Hi all,
I have been performing DESeq2 and have encountered an issue I have not seen before. My log 2 fold changes appear to be reversed (i.e. when something is downregulated the fold change reflects an upregulation). I must have made some basic error and set my reference group incorrectly. However, I can't seem to figure it out.
Please see below. I am examining a disease status variable (LS) with 3 levels (LS, Non_LS, Control). In this analysis, I am specifically comparing LS vs Control.
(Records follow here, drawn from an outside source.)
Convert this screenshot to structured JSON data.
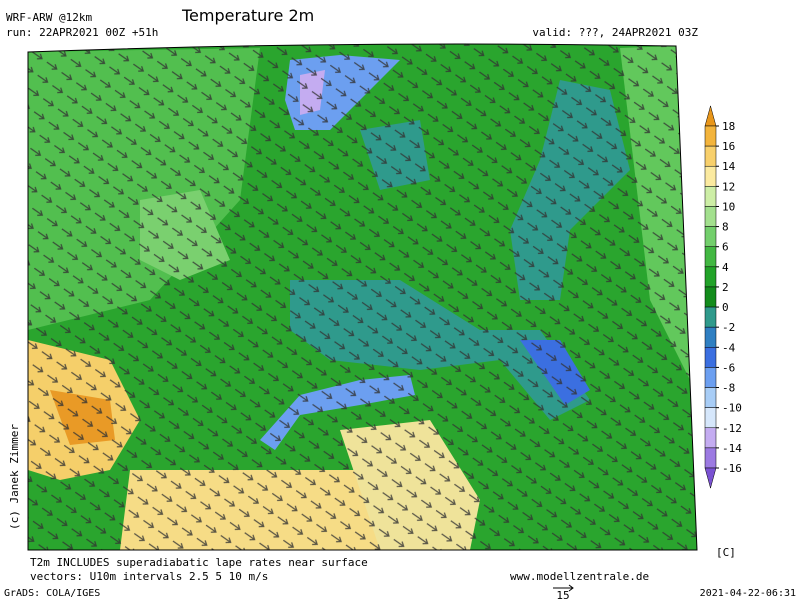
{
  "header": {
    "model": "WRF-ARW @12km",
    "run": "run: 22APR2021 00Z +51h",
    "title": "Temperature 2m",
    "valid": "valid: ???, 24APR2021 03Z"
  },
  "colorbar": {
    "levels": [
      18,
      16,
      14,
      12,
      10,
      8,
      6,
      4,
      2,
      0,
      -2,
      -4,
      -6,
      -8,
      -10,
      -12,
      -14,
      -16
    ],
    "colors": [
      "#e8961a",
      "#f3b43c",
      "#f8d06c",
      "#fbeaa0",
      "#cdeea6",
      "#a3e08e",
      "#73cf6c",
      "#43b843",
      "#22a329",
      "#138c1c",
      "#2f9a8c",
      "#2f7fc2",
      "#3b6fe0",
      "#6c9ff0",
      "#a8cdf6",
      "#d6e7fb",
      "#c4acf1",
      "#9c7ae2",
      "#7a52d2"
    ],
    "unit": "[C]"
  },
  "map": {
    "copyright": "(c) Janek Zimmer"
  },
  "footer": {
    "note1": "T2m INCLUDES superadiabatic lape rates near surface",
    "note2": "vectors: U10m intervals 2.5 5 10 m/s",
    "website": "www.modellzentrale.de",
    "software": "GrADS: COLA/IGES",
    "vector_scale": "15",
    "timestamp": "2021-04-22-06:31"
  }
}
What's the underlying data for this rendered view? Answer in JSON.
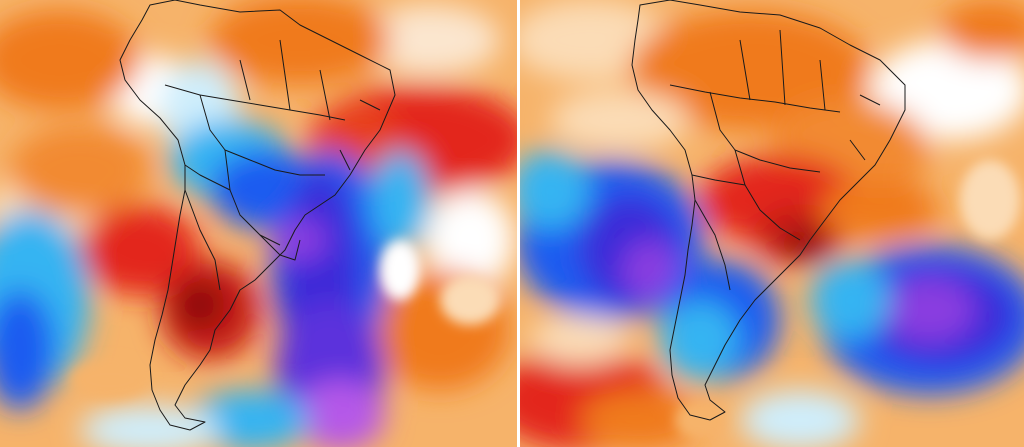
{
  "image": {
    "description_free": true
  },
  "palette": {
    "warm_deep": "#8b0a0a",
    "warm_red": "#e3261a",
    "warm_orange": "#f07a1e",
    "warm_light": "#f6b36a",
    "warm_pale": "#fbdcb6",
    "neutral": "#ffffff",
    "cool_pale": "#cfeefc",
    "cool_cyan": "#36b4f2",
    "cool_blue": "#1d5cf0",
    "cool_indigo": "#3a2ad8",
    "cool_violet": "#8a3ee0",
    "cool_magenta": "#b558e8",
    "border": "#1a1a1a"
  },
  "panels": [
    {
      "name": "left-map-panel"
    },
    {
      "name": "right-map-panel"
    }
  ]
}
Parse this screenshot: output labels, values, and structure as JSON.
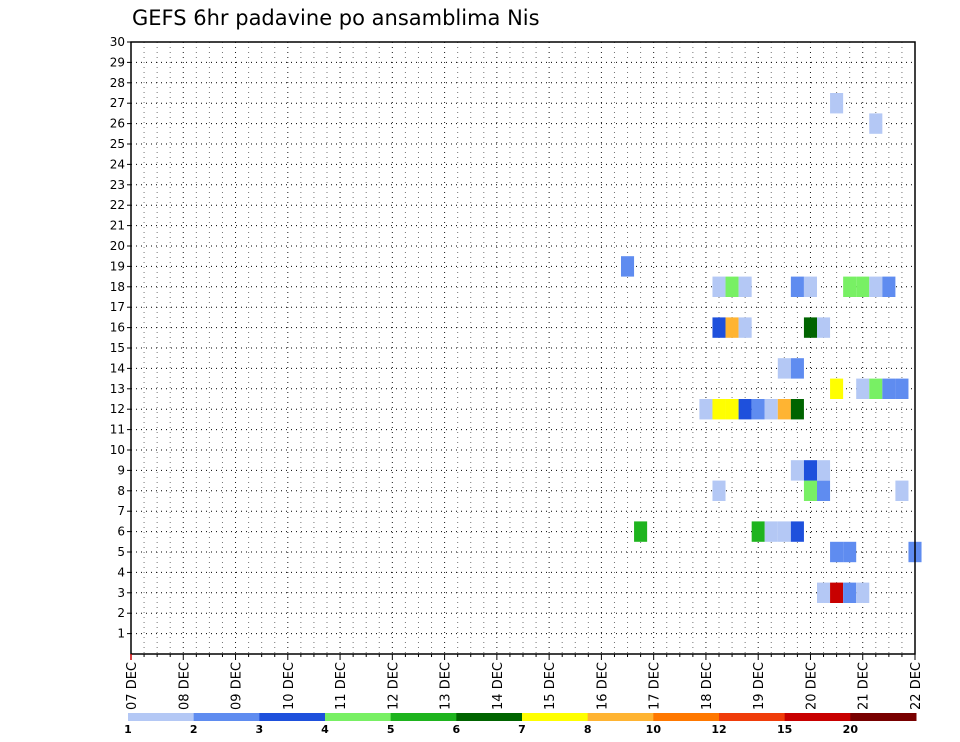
{
  "chart_data": {
    "type": "heatmap",
    "title": "GEFS 6hr padavine po ansamblima Nis",
    "xlabel": "",
    "ylabel": "",
    "x_ticks": [
      "07 DEC",
      "08 DEC",
      "09 DEC",
      "10 DEC",
      "11 DEC",
      "12 DEC",
      "13 DEC",
      "14 DEC",
      "15 DEC",
      "16 DEC",
      "17 DEC",
      "18 DEC",
      "19 DEC",
      "20 DEC",
      "21 DEC",
      "22 DEC"
    ],
    "xlim": [
      "07 DEC 00h",
      "22 DEC 00h"
    ],
    "y_ticks": [
      1,
      2,
      3,
      4,
      5,
      6,
      7,
      8,
      9,
      10,
      11,
      12,
      13,
      14,
      15,
      16,
      17,
      18,
      19,
      20,
      21,
      22,
      23,
      24,
      25,
      26,
      27,
      28,
      29,
      30
    ],
    "ylim": [
      0,
      30
    ],
    "grid": true,
    "legend": {
      "placement": "bottom",
      "labels": [
        "1",
        "2",
        "3",
        "4",
        "5",
        "6",
        "7",
        "8",
        "10",
        "12",
        "15",
        "20"
      ],
      "colors": [
        "#b4c8f5",
        "#5f8cf0",
        "#1e50dc",
        "#78f064",
        "#1eb41e",
        "#006400",
        "#ffff00",
        "#ffb432",
        "#ff7800",
        "#f03c0a",
        "#c80000",
        "#780000"
      ]
    },
    "series": [
      {
        "member": 3,
        "points": [
          [
            "20 DEC 06h",
            1
          ],
          [
            "20 DEC 12h",
            15
          ],
          [
            "20 DEC 18h",
            2
          ],
          [
            "21 DEC 00h",
            1
          ]
        ]
      },
      {
        "member": 5,
        "points": [
          [
            "20 DEC 12h",
            2
          ],
          [
            "20 DEC 18h",
            2
          ],
          [
            "22 DEC 00h",
            2
          ]
        ]
      },
      {
        "member": 6,
        "points": [
          [
            "16 DEC 18h",
            5
          ],
          [
            "19 DEC 00h",
            5
          ],
          [
            "19 DEC 06h",
            1
          ],
          [
            "19 DEC 12h",
            1
          ],
          [
            "19 DEC 18h",
            3
          ]
        ]
      },
      {
        "member": 8,
        "points": [
          [
            "18 DEC 06h",
            1
          ],
          [
            "20 DEC 00h",
            4
          ],
          [
            "20 DEC 06h",
            2
          ],
          [
            "21 DEC 18h",
            1
          ]
        ]
      },
      {
        "member": 9,
        "points": [
          [
            "19 DEC 18h",
            1
          ],
          [
            "20 DEC 00h",
            3
          ],
          [
            "20 DEC 06h",
            1
          ]
        ]
      },
      {
        "member": 12,
        "points": [
          [
            "18 DEC 00h",
            1
          ],
          [
            "18 DEC 06h",
            7
          ],
          [
            "18 DEC 12h",
            7
          ],
          [
            "18 DEC 18h",
            3
          ],
          [
            "19 DEC 00h",
            2
          ],
          [
            "19 DEC 06h",
            1
          ],
          [
            "19 DEC 12h",
            8
          ],
          [
            "19 DEC 18h",
            6
          ]
        ]
      },
      {
        "member": 13,
        "points": [
          [
            "20 DEC 12h",
            7
          ],
          [
            "21 DEC 00h",
            1
          ],
          [
            "21 DEC 06h",
            4
          ],
          [
            "21 DEC 12h",
            2
          ],
          [
            "21 DEC 18h",
            2
          ]
        ]
      },
      {
        "member": 14,
        "points": [
          [
            "19 DEC 12h",
            1
          ],
          [
            "19 DEC 18h",
            2
          ]
        ]
      },
      {
        "member": 16,
        "points": [
          [
            "18 DEC 06h",
            3
          ],
          [
            "18 DEC 12h",
            8
          ],
          [
            "18 DEC 18h",
            1
          ],
          [
            "20 DEC 00h",
            6
          ],
          [
            "20 DEC 06h",
            1
          ]
        ]
      },
      {
        "member": 18,
        "points": [
          [
            "18 DEC 06h",
            1
          ],
          [
            "18 DEC 12h",
            4
          ],
          [
            "18 DEC 18h",
            1
          ],
          [
            "19 DEC 18h",
            2
          ],
          [
            "20 DEC 00h",
            1
          ],
          [
            "20 DEC 18h",
            4
          ],
          [
            "21 DEC 00h",
            4
          ],
          [
            "21 DEC 06h",
            1
          ],
          [
            "21 DEC 12h",
            2
          ]
        ]
      },
      {
        "member": 19,
        "points": [
          [
            "16 DEC 12h",
            2
          ]
        ]
      },
      {
        "member": 26,
        "points": [
          [
            "21 DEC 06h",
            1
          ]
        ]
      },
      {
        "member": 27,
        "points": [
          [
            "20 DEC 12h",
            1
          ]
        ]
      }
    ]
  }
}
Treatment and sex are covariates.
In previous analyses I have always had the reference group placed last in the contrast (i.e. case vs control) and it has worked fine. Any idea what went wrong?
meta$LS <- as.factor(meta$LS)
meta$LS <- relevel(meta$LS, ref = "Control")
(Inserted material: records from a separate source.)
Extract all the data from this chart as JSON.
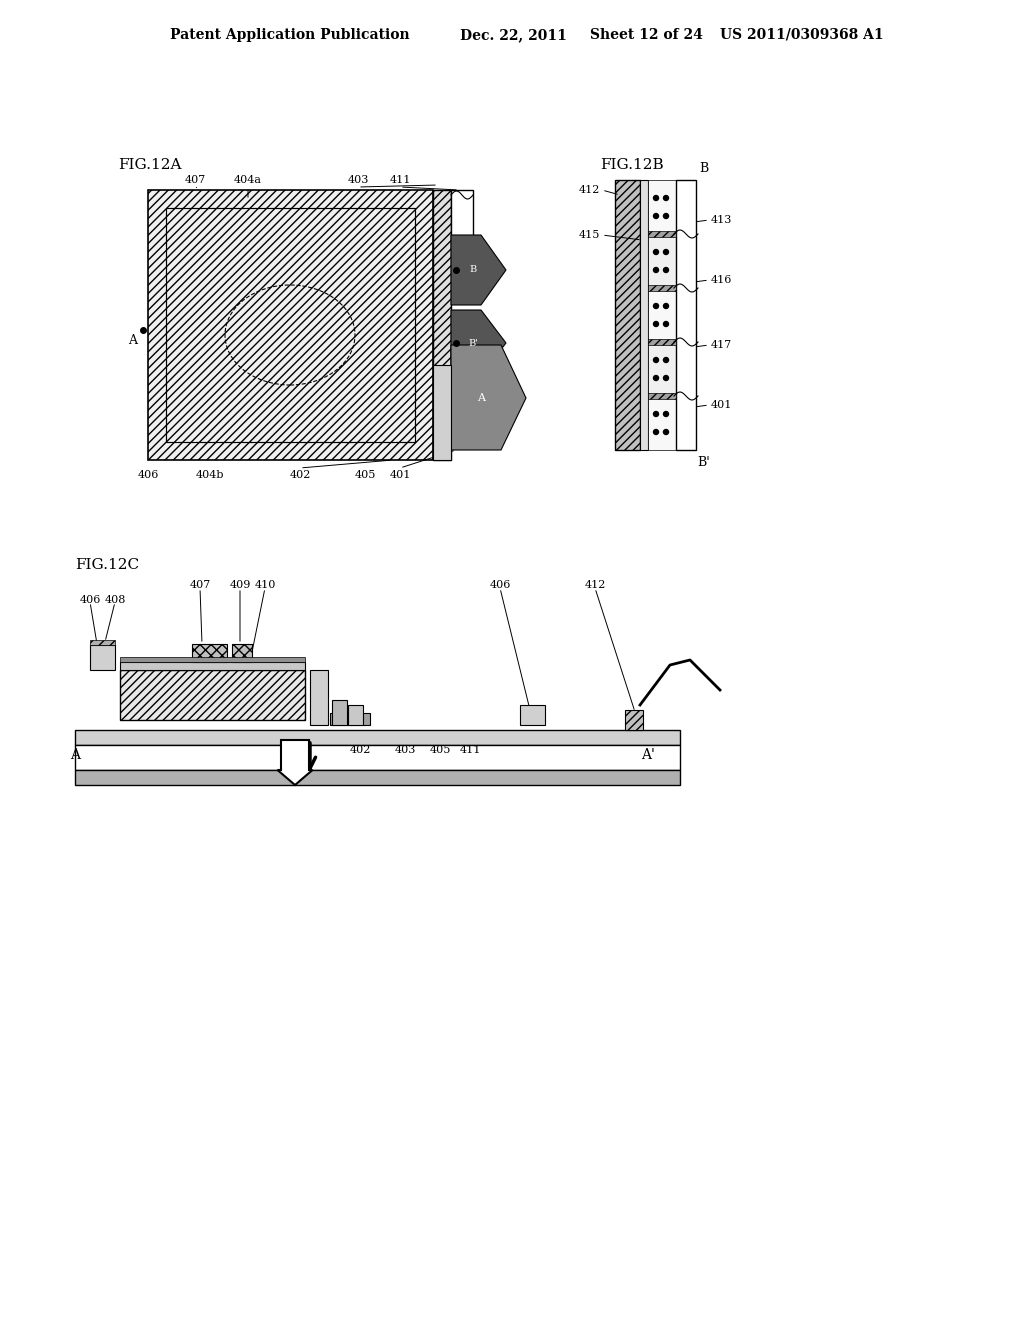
{
  "bg_color": "#ffffff",
  "header_text": "Patent Application Publication",
  "header_date": "Dec. 22, 2011",
  "header_sheet": "Sheet 12 of 24",
  "header_patent": "US 2011/0309368 A1",
  "fig12a_label": "FIG.12A",
  "fig12b_label": "FIG.12B",
  "fig12c_label": "FIG.12C"
}
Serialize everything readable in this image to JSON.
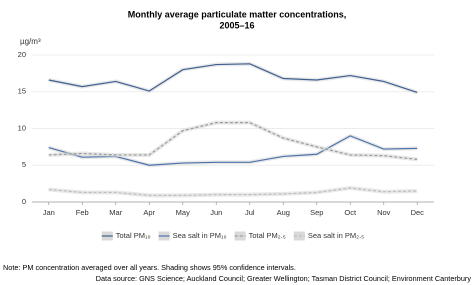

dds_LS <- DESeqDataSetFromMatrix(counts, meta, design = ~ LS + treatment + Sex)
dds_LS <- DESeq(dds_LS)
contrast <- c("LS", "LS", "Control")
res_table_LS <- results(dds_LS, contrast = contrast, alpha = 0.05)
resultsNames(dds_LS)
[1] "Intercept"                      "LS_LS_vs_Control"              
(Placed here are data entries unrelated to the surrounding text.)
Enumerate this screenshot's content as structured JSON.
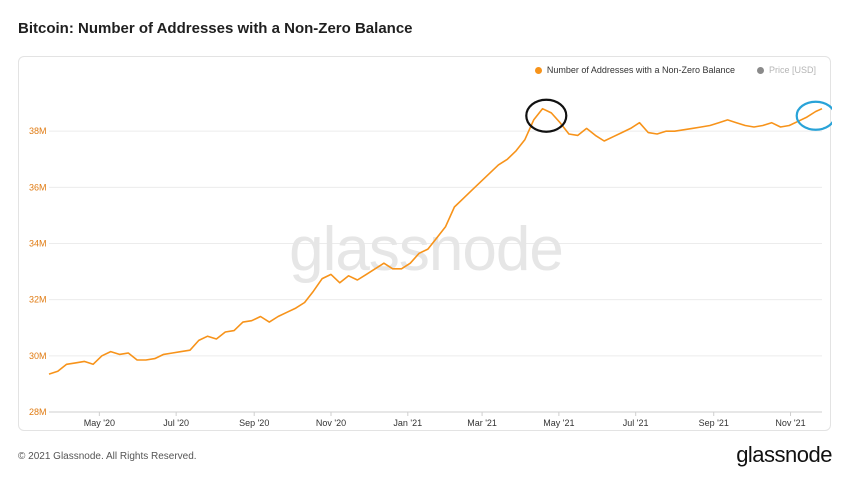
{
  "header": {
    "title": "Bitcoin: Number of Addresses with a Non-Zero Balance"
  },
  "legend": [
    {
      "label": "Number of Addresses with a Non-Zero Balance",
      "color": "#f7931a",
      "active": true
    },
    {
      "label": "Price [USD]",
      "color": "#8a8a8a",
      "active": false
    }
  ],
  "watermark": "glassnode",
  "footer": {
    "copyright": "© 2021 Glassnode. All Rights Reserved.",
    "logo": "glassnode"
  },
  "colors": {
    "line": "#f7931a",
    "axis_text": "#e07b12",
    "grid": "#ececec",
    "circle_black": "#111111",
    "circle_blue": "#29a3d8"
  },
  "chart_data": {
    "type": "line",
    "title": "Bitcoin: Number of Addresses with a Non-Zero Balance",
    "xlabel": "",
    "ylabel": "",
    "ylim": [
      28,
      40
    ],
    "y_unit": "M",
    "y_ticks": [
      "28M",
      "30M",
      "32M",
      "34M",
      "36M",
      "38M"
    ],
    "y_tick_values": [
      28,
      30,
      32,
      34,
      36,
      38
    ],
    "x_ticks": [
      "May '20",
      "Jul '20",
      "Sep '20",
      "Nov '20",
      "Jan '21",
      "Mar '21",
      "May '21",
      "Jul '21",
      "Sep '21",
      "Nov '21"
    ],
    "x_tick_dates": [
      "2020-05-01",
      "2020-07-01",
      "2020-09-01",
      "2020-11-01",
      "2021-01-01",
      "2021-03-01",
      "2021-05-01",
      "2021-07-01",
      "2021-09-01",
      "2021-11-01"
    ],
    "xlim": [
      "2020-03-22",
      "2021-11-26"
    ],
    "grid": true,
    "legend_position": "top-right",
    "series": [
      {
        "name": "Number of Addresses with a Non-Zero Balance",
        "x": [
          "2020-03-22",
          "2020-03-29",
          "2020-04-05",
          "2020-04-12",
          "2020-04-19",
          "2020-04-26",
          "2020-05-03",
          "2020-05-10",
          "2020-05-17",
          "2020-05-24",
          "2020-05-31",
          "2020-06-07",
          "2020-06-14",
          "2020-06-21",
          "2020-06-28",
          "2020-07-05",
          "2020-07-12",
          "2020-07-19",
          "2020-07-26",
          "2020-08-02",
          "2020-08-09",
          "2020-08-16",
          "2020-08-23",
          "2020-08-30",
          "2020-09-06",
          "2020-09-13",
          "2020-09-20",
          "2020-09-27",
          "2020-10-04",
          "2020-10-11",
          "2020-10-18",
          "2020-10-25",
          "2020-11-01",
          "2020-11-08",
          "2020-11-15",
          "2020-11-22",
          "2020-11-29",
          "2020-12-06",
          "2020-12-13",
          "2020-12-20",
          "2020-12-27",
          "2021-01-03",
          "2021-01-10",
          "2021-01-17",
          "2021-01-24",
          "2021-01-31",
          "2021-02-07",
          "2021-02-14",
          "2021-02-21",
          "2021-02-28",
          "2021-03-07",
          "2021-03-14",
          "2021-03-21",
          "2021-03-28",
          "2021-04-04",
          "2021-04-11",
          "2021-04-18",
          "2021-04-25",
          "2021-05-02",
          "2021-05-09",
          "2021-05-16",
          "2021-05-23",
          "2021-05-30",
          "2021-06-06",
          "2021-06-13",
          "2021-06-20",
          "2021-06-27",
          "2021-07-04",
          "2021-07-11",
          "2021-07-18",
          "2021-07-25",
          "2021-08-01",
          "2021-08-08",
          "2021-08-15",
          "2021-08-22",
          "2021-08-29",
          "2021-09-05",
          "2021-09-12",
          "2021-09-19",
          "2021-09-26",
          "2021-10-03",
          "2021-10-10",
          "2021-10-17",
          "2021-10-24",
          "2021-10-31",
          "2021-11-07",
          "2021-11-14",
          "2021-11-21",
          "2021-11-26"
        ],
        "values": [
          29.35,
          29.45,
          29.7,
          29.75,
          29.8,
          29.7,
          30.0,
          30.15,
          30.05,
          30.1,
          29.85,
          29.85,
          29.9,
          30.05,
          30.1,
          30.15,
          30.2,
          30.55,
          30.7,
          30.6,
          30.85,
          30.9,
          31.2,
          31.25,
          31.4,
          31.2,
          31.4,
          31.55,
          31.7,
          31.9,
          32.3,
          32.75,
          32.9,
          32.6,
          32.85,
          32.7,
          32.9,
          33.1,
          33.3,
          33.1,
          33.1,
          33.3,
          33.65,
          33.8,
          34.2,
          34.6,
          35.3,
          35.6,
          35.9,
          36.2,
          36.5,
          36.8,
          37.0,
          37.3,
          37.7,
          38.4,
          38.8,
          38.65,
          38.3,
          37.9,
          37.85,
          38.1,
          37.85,
          37.65,
          37.8,
          37.95,
          38.1,
          38.3,
          37.95,
          37.9,
          38.0,
          38.0,
          38.05,
          38.1,
          38.15,
          38.2,
          38.3,
          38.4,
          38.3,
          38.2,
          38.15,
          38.2,
          38.3,
          38.15,
          38.2,
          38.35,
          38.5,
          38.7,
          38.8
        ]
      }
    ]
  }
}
[3] "LS_Non_LS_vs_Control"           "treatment_galactose_vs_glucose"
[5] "Sex_M_vs_F
res_table_LS <- lfcShrink(dds_LS, coef = "LS_LS_vs_Control", 
                                type = "apeglm")
How do you know that it is reverse? That design looks sufficiently complex that it would be difficult to tell from the raw counts alone.
Please add an illustrative example that shows why you think it is inversed. This basically has been asked many times before, e.g. over at support.bioconductor.org, and then compressed answer is that if you correct for (many) covariates other than the main covariate of interest, then, depending on the magnitude of its (=the other covariates) impact, you might get logFC estimates that do not correlate with plotting the univariate (=uncorrected) counts.
Thanks both,
This is very informative. I suppose I am mainly surprised by the magnitude of the difference between what the logFC and mean counts are telling me (although admittedly, the mean counts per group is a very crude measure).
Two examples are shown below:
SPTL1 LS mean: 297 Control mean: 1536 LFC: 1.6
TXNIP: LS mean: 8798 Control mean: 12000 LFC: 1.47
However, from what you have said, this is not something to worry about due to the complexity of the design?
Well, you certainly shouldn't rely just on the condition means. You could be easily falling victim to simpsons paradox. Looking at the indevidual sample counts might give you a better idea if something is off or not.